4E skill challenges are one of those things that works best when you don't put much effort and enforcement into it. I think people were so used to treating things as strict structures like classic D&D combat rules that they forget that you can have "fuzzy" action going on as well.
In my experience, the best skill challenges are those the PLAYERS come up with, and which the DM adjusts to on the fly, rather than a rigid set of actions and consequences which often will not fit what the players are doing. Setting the DCs for different actions (with adjustment for creativity) and the general "X successes before Y failures" in your head as the DM, but then reacting to the narrative instead of just the rolls, makes for some amazing stuff.
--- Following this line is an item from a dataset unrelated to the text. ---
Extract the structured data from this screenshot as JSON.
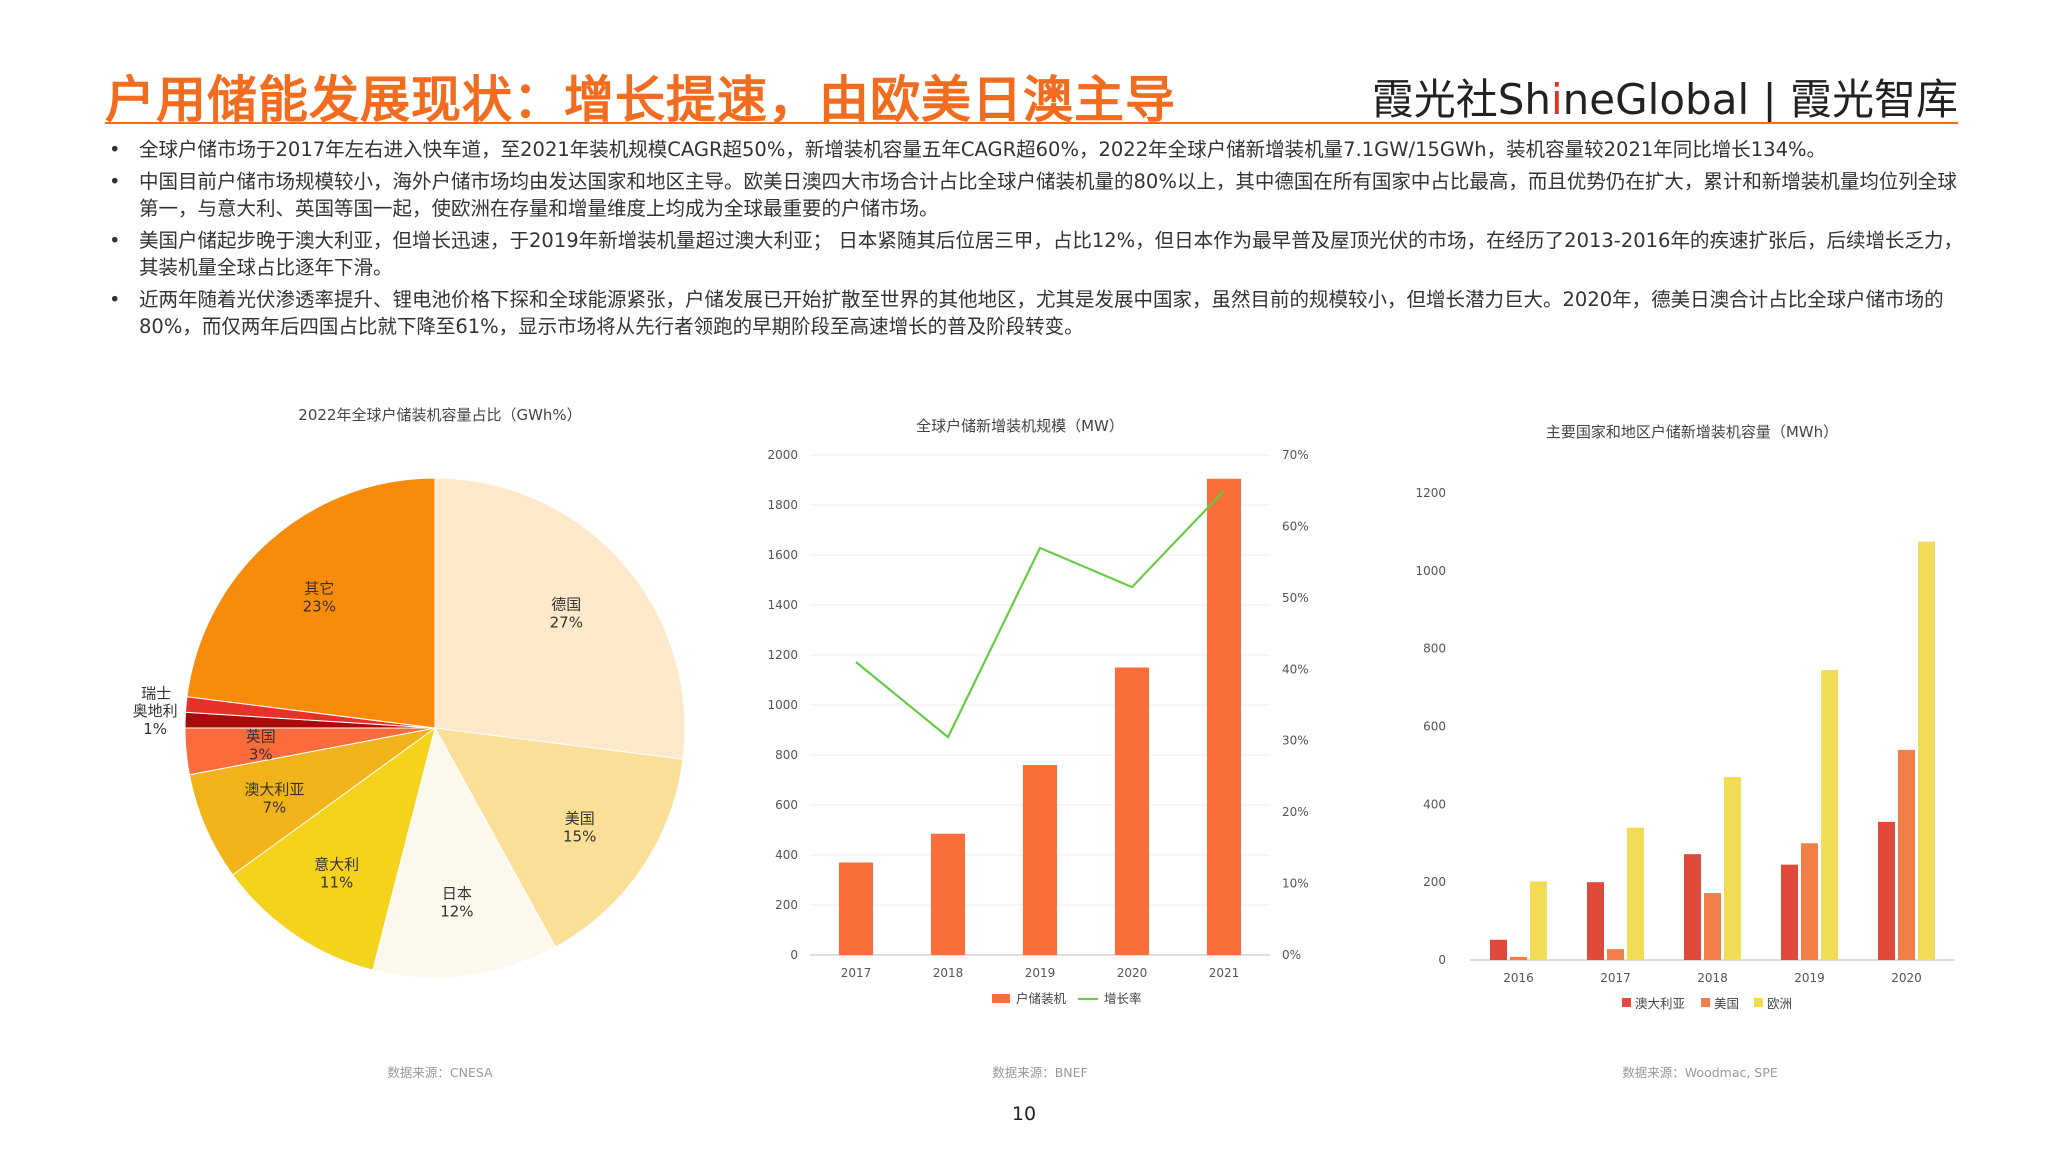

well put. I ran a 2 year long 4e campaign and didn't use many skill challenges of my own creation. One was from a published adventure that went okay, but the one I created on the fly that I remember worked out well - the players were trying to chase a messenger raven through the streets to find its destination, so I had them making perception rolls to keep the raven in sight, athletics or acrobatics checks to avoid people in the streets of the city, streetwise to find a shortcut through an alleyway, insight to guess if it flies straight or turns, and maybe one or two others.
(You fail your acrobatics check - "As you strain your eyes to see the raven and also follow the speedy Elthan (fellow PC with a speed of 7), you plow right into an apple vendor dragging his cart into the street, you fall to the ground, half covered in apples..." and then the PC behind him makes his acrobatics check, "And, you leap gracefully over the cart where the fallen Lucien is getting an earful from the apple vendor.")
But, the other skill challenges were put together by the players, or else I handled diplomacy with a single roll or two, like back in 2e or 3e/3.5e days.